To learn about membership or future grant offerings, contact the consortium at SoMdHeritage@tccsmd.org or 301-274-4083. Additional information about the Southern Maryland Heritage Area is available at www.DestinationSouthernMaryland.com.
The 2013 5th District Congressional Art Competition winner is Sarah Sindelar, a recent graduate from Chopticon High School. Sindelar’s artwork, titled “Sarah and Matthew,” will be on display in the U.S. Capitol for one year.
The Congressional Art Competition, held each year, allows members of Congress to showcase the artistic talent of high school students from their districts. Each year, Rep. Steny Hoyer (D-Md., 5th) sends letters to 5th District high schools announcing the Congressional Art Competition and outlining the rules for artwork submission. A selection panel comprised of members of the 5th District arts community — including art teachers and professional artists — reviewed each submission and selected Sindelar’s piece to represent the 5th District. All other artwork submitted by 5th District students will be displayed in Hoyer’s offices throughout the year.
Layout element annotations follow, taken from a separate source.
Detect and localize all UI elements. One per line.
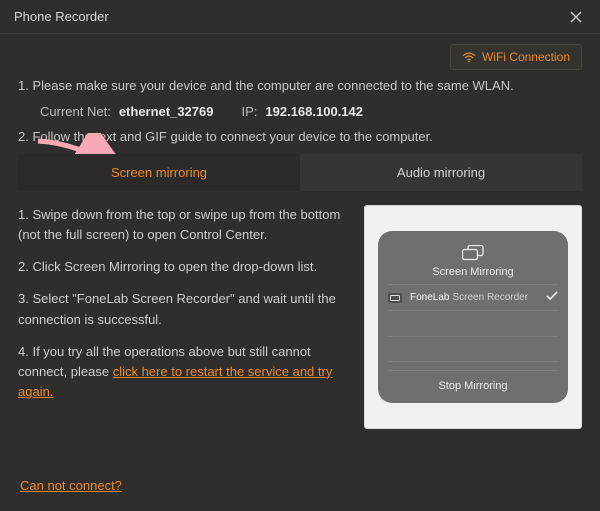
screen-mirroring-icon	[462, 245, 484, 261]
device-name: Screen Recorder	[452, 292, 546, 303]
ip-label: IP:	[241, 104, 257, 119]
ip-value: 192.168.100.142	[265, 104, 363, 119]
checkmark-icon	[546, 291, 558, 304]
mirroring-tabs: Screen mirroring Audio mirroring	[18, 154, 582, 191]
window-title: Phone Recorder	[14, 9, 109, 24]
close-button[interactable]	[566, 7, 586, 27]
steps-list: 1. Swipe down from the top or swipe up f…	[18, 205, 344, 429]
mirroring-device-row: FoneLab Screen Recorder	[388, 284, 558, 310]
step-3: 3. Select "FoneLab Screen Recorder" and …	[18, 289, 344, 329]
step-4: 4. If you try all the operations above b…	[18, 342, 344, 402]
step-2: 2. Click Screen Mirroring to open the dr…	[18, 257, 344, 277]
instruction-1: 1. Please make sure your device and the …	[18, 76, 582, 96]
network-info: Current Net: ethernet_32769 IP: 192.168.…	[40, 104, 582, 119]
wifi-connection-label: WiFi Connection	[482, 50, 570, 64]
mirroring-empty-row	[388, 336, 558, 362]
current-net-value: ethernet_32769	[119, 104, 214, 119]
cannot-connect-link[interactable]: Can not connect?	[20, 478, 122, 493]
phone-recorder-dialog: Phone Recorder WiFi Connection 1. Please…	[0, 0, 600, 511]
appletv-icon	[388, 293, 402, 303]
close-icon	[570, 11, 582, 23]
mirroring-panel: Screen Mirroring FoneLab Screen Recorder…	[378, 231, 568, 403]
stop-mirroring-button: Stop Mirroring	[388, 370, 558, 403]
tab-audio-mirroring[interactable]: Audio mirroring	[300, 154, 582, 191]
titlebar: Phone Recorder	[0, 0, 600, 34]
mirroring-empty-row	[388, 310, 558, 336]
tab-screen-mirroring[interactable]: Screen mirroring	[18, 154, 300, 191]
screen-mirroring-preview: Screen Mirroring FoneLab Screen Recorder…	[364, 205, 582, 429]
mirroring-panel-title: Screen Mirroring	[432, 266, 513, 278]
wifi-icon	[462, 52, 476, 63]
wifi-connection-button[interactable]: WiFi Connection	[450, 44, 582, 70]
device-brand: FoneLab	[410, 292, 449, 303]
current-net-label: Current Net:	[40, 104, 111, 119]
instruction-2: 2. Follow the text and GIF guide to conn…	[18, 127, 582, 147]
step-1: 1. Swipe down from the top or swipe up f…	[18, 205, 344, 245]
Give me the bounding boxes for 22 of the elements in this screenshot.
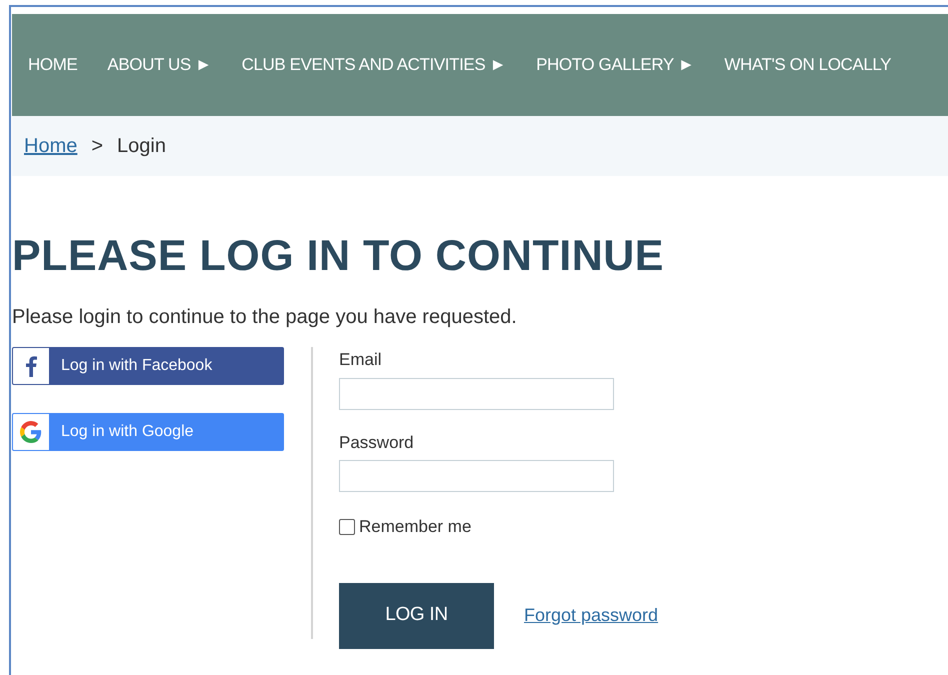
breadcrumb-separator: > [91,134,104,159]
email-label: Email [339,349,383,371]
email-field[interactable] [339,378,614,410]
remember-checkbox[interactable] [339,518,355,535]
google-logo-icon [20,421,42,443]
forgot-password-link[interactable]: Forgot password [524,602,658,629]
breadcrumb-current: Login [117,134,166,159]
login-button[interactable]: LOG IN [339,582,494,648]
social-login-button[interactable]: Log in with Google [12,413,284,451]
social-login-button[interactable]: Log in with Facebook [12,347,284,385]
breadcrumb-link[interactable]: Home [24,131,78,161]
page-heading: PLEASE LOG IN TO CONTINUE [12,231,665,282]
nav-item[interactable]: ABOUT US ► [107,52,212,78]
remember-label: Remember me [359,516,472,538]
intro-text: Please login to continue to the page you have requested. [12,305,518,330]
password-label: Password [339,432,415,454]
nav-item[interactable]: WHAT'S ON LOCALLY [724,52,892,78]
facebook-logo-icon [25,355,37,377]
nav-item[interactable]: CLUB EVENTS AND ACTIVITIES ► [242,52,506,78]
nav-item[interactable]: HOME [28,52,78,78]
nav-item[interactable]: PHOTO GALLERY ► [536,52,694,78]
password-field[interactable] [339,460,614,492]
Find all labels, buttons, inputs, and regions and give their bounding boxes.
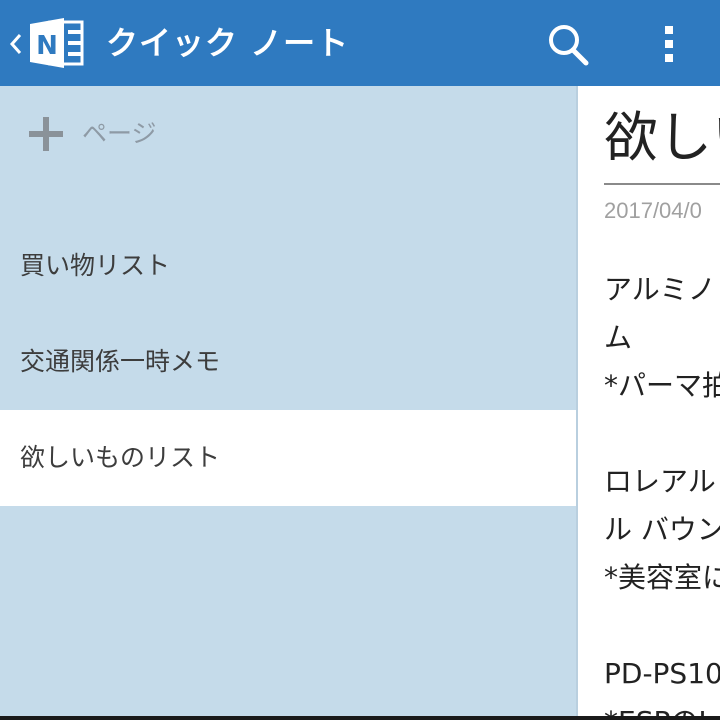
- note-content-pane: 欲しいものリスト 2017/04/0 アルミノ ム *パーマ拍 ロレアル ル バ…: [578, 86, 720, 720]
- add-page-label: ページ: [82, 119, 157, 148]
- chevron-left-icon[interactable]: [8, 30, 24, 58]
- page-item-wish-list[interactable]: 欲しいものリスト: [0, 410, 578, 506]
- search-icon[interactable]: [540, 18, 596, 70]
- page-title: クイック ノート: [106, 24, 350, 62]
- page-item-shopping-list[interactable]: 買い物リスト: [0, 218, 578, 314]
- note-body-line[interactable]: ロレアル: [604, 458, 716, 506]
- onenote-logo-icon[interactable]: N: [28, 16, 86, 70]
- page-item-label: 買い物リスト: [20, 251, 171, 280]
- page-item-transport-memo[interactable]: 交通関係一時メモ: [0, 314, 578, 410]
- note-body-line[interactable]: アルミノ: [604, 266, 716, 314]
- plus-icon: [29, 117, 63, 151]
- bottom-edge: [0, 716, 720, 720]
- note-body-line[interactable]: *美容室に: [604, 554, 720, 602]
- more-vert-icon[interactable]: [644, 18, 696, 70]
- page-list-sidebar: ページ 買い物リスト 交通関係一時メモ 欲しいものリスト: [0, 86, 578, 720]
- logo-letter: N: [36, 31, 58, 61]
- note-body-line[interactable]: ル バウン: [604, 506, 720, 554]
- page-item-label: 欲しいものリスト: [20, 443, 221, 472]
- note-body-line[interactable]: ム: [604, 314, 632, 362]
- note-body-line[interactable]: PD-PS10: [604, 650, 720, 698]
- note-title[interactable]: 欲しいものリスト: [604, 106, 720, 170]
- add-page-button[interactable]: ページ: [26, 114, 226, 154]
- note-date: 2017/04/0: [604, 198, 702, 223]
- page-item-label: 交通関係一時メモ: [20, 347, 221, 376]
- title-divider: [604, 183, 720, 185]
- app-bar: N クイック ノート: [0, 0, 720, 86]
- note-body-line[interactable]: *パーマ拍: [604, 362, 720, 410]
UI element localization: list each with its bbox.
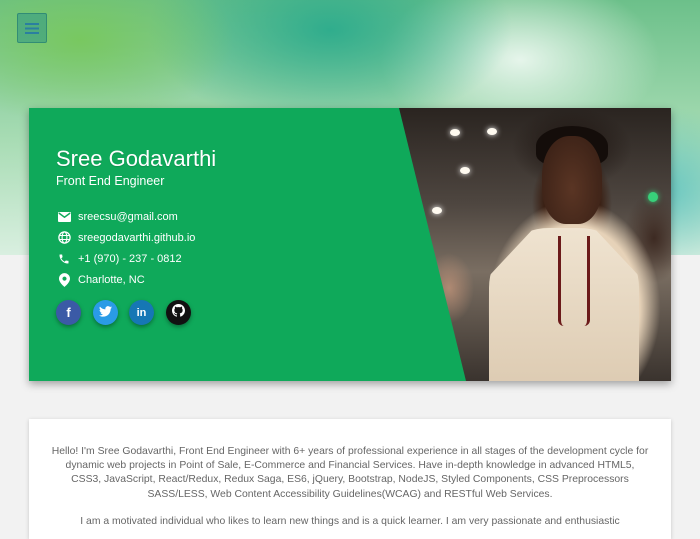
contact-email-text: sreecsu@gmail.com — [78, 210, 178, 223]
facebook-button[interactable]: f — [56, 300, 81, 325]
profile-name: Sree Godavarthi — [56, 146, 217, 171]
facebook-icon: f — [66, 305, 71, 320]
about-paragraph-1: Hello! I'm Sree Godavarthi, Front End En… — [51, 446, 649, 500]
hamburger-menu-icon — [25, 22, 39, 34]
globe-icon — [56, 230, 72, 246]
contact-email[interactable]: sreecsu@gmail.com — [56, 206, 195, 227]
linkedin-icon: in — [136, 306, 147, 319]
contact-list: sreecsu@gmail.com sreegodavarthi.github.… — [56, 206, 195, 290]
contact-phone-text: +1 (970) - 237 - 0812 — [78, 252, 182, 265]
social-links: f in — [56, 300, 202, 325]
profile-role: Front End Engineer — [56, 174, 165, 188]
email-icon — [56, 209, 72, 225]
twitter-icon — [98, 304, 112, 322]
phone-icon — [56, 251, 72, 267]
linkedin-button[interactable]: in — [129, 300, 154, 325]
about-paragraph-2: I am a motivated individual who likes to… — [80, 516, 620, 527]
contact-website[interactable]: sreegodavarthi.github.io — [56, 227, 195, 248]
github-button[interactable] — [165, 300, 191, 325]
contact-location: Charlotte, NC — [56, 269, 195, 290]
hamburger-menu-button[interactable] — [17, 13, 47, 43]
twitter-button[interactable] — [92, 300, 118, 325]
profile-card: Sree Godavarthi Front End Engineer sreec… — [29, 108, 671, 381]
contact-phone[interactable]: +1 (970) - 237 - 0812 — [56, 248, 195, 269]
contact-website-text: sreegodavarthi.github.io — [78, 231, 196, 244]
github-icon — [171, 303, 185, 322]
about-section: Hello! I'm Sree Godavarthi, Front End En… — [29, 419, 671, 539]
location-pin-icon — [56, 272, 72, 288]
contact-location-text: Charlotte, NC — [78, 273, 145, 286]
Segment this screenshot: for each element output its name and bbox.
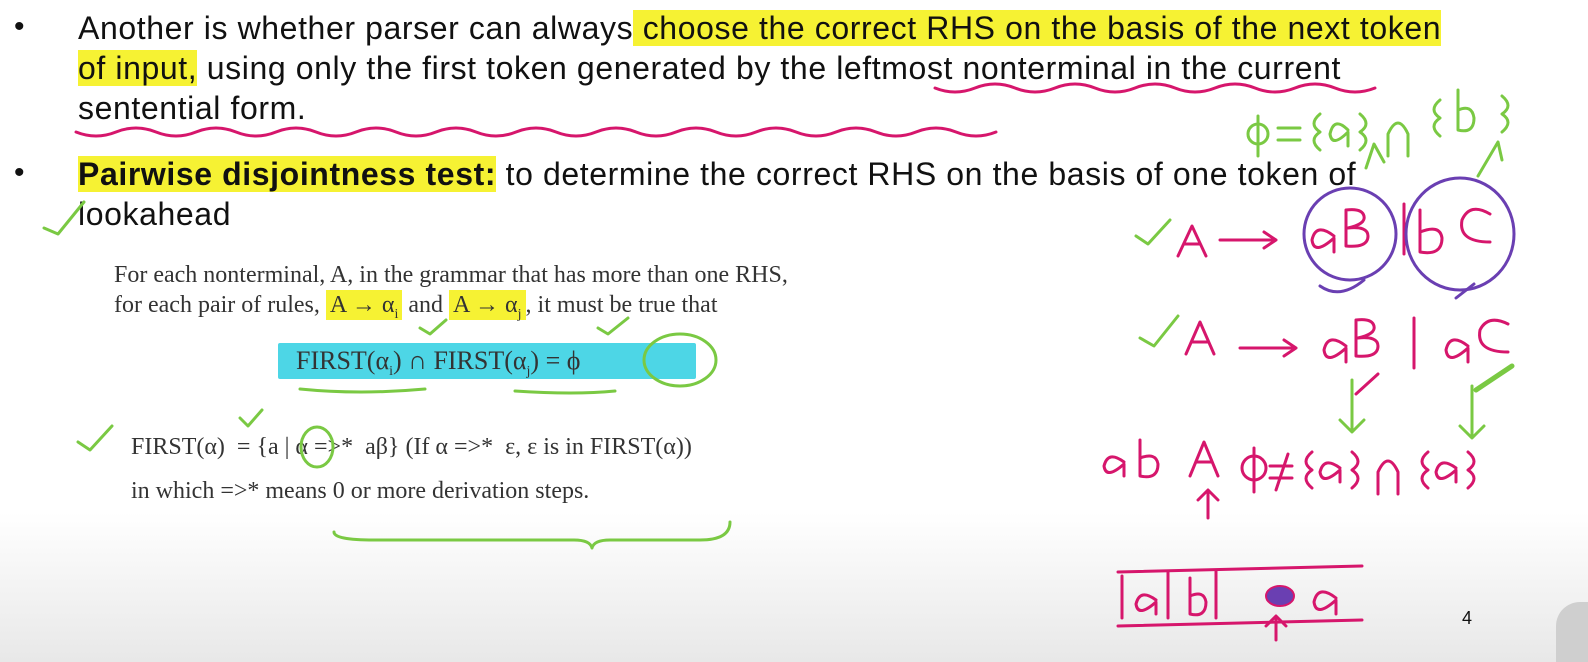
check-mark-rule-j [596, 316, 630, 336]
check-mark-definition [76, 424, 114, 452]
rule-annotation-2 [1184, 316, 1510, 370]
purple-arrow-1 [1318, 278, 1366, 294]
phi-eq-annotation [1246, 88, 1510, 178]
check-mark-rule-2 [1138, 314, 1180, 348]
circle-bC [1404, 176, 1516, 292]
slide: • Another is whether parser can always c… [0, 0, 1588, 662]
check-mark-rule-1 [1134, 218, 1172, 246]
wavy-underline-2 [74, 126, 998, 138]
arrow-down-1 [1338, 378, 1366, 434]
circle-a [299, 425, 335, 469]
check-mark-bullet-2 [42, 200, 86, 236]
circle-phi [642, 332, 718, 388]
string-annotation [1102, 438, 1476, 520]
green-tick-2 [1473, 363, 1515, 393]
rule-annotation-1 [1176, 202, 1492, 258]
handwriting-annotations [42, 82, 1516, 642]
check-mark-alpha [238, 408, 264, 428]
underline-first-i [298, 387, 427, 394]
wavy-underline-1 [933, 82, 1377, 94]
circle-aB [1302, 186, 1398, 282]
underline-first-j [513, 389, 617, 395]
input-tape-annotation [1116, 564, 1364, 642]
scribble [1265, 585, 1295, 607]
magenta-tick-1 [1354, 372, 1380, 396]
curly-brace [332, 520, 732, 550]
arrow-down-2 [1458, 384, 1486, 440]
check-mark-rule-i [418, 318, 448, 336]
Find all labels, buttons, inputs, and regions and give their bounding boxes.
Christmas in April applications available
Christmas in April-St. Mary’s County has the new application for assistance for its 2014 rebuilding day, which will be held April 25, 2014. Applications are available in the St. Mary’s County libraries and senior activity centers. Applications are also available at christmasinaprilsmc.org or by calling the Christmas in April office at 301-884-2905. Applications will be accepted until Oct. 1 of this year.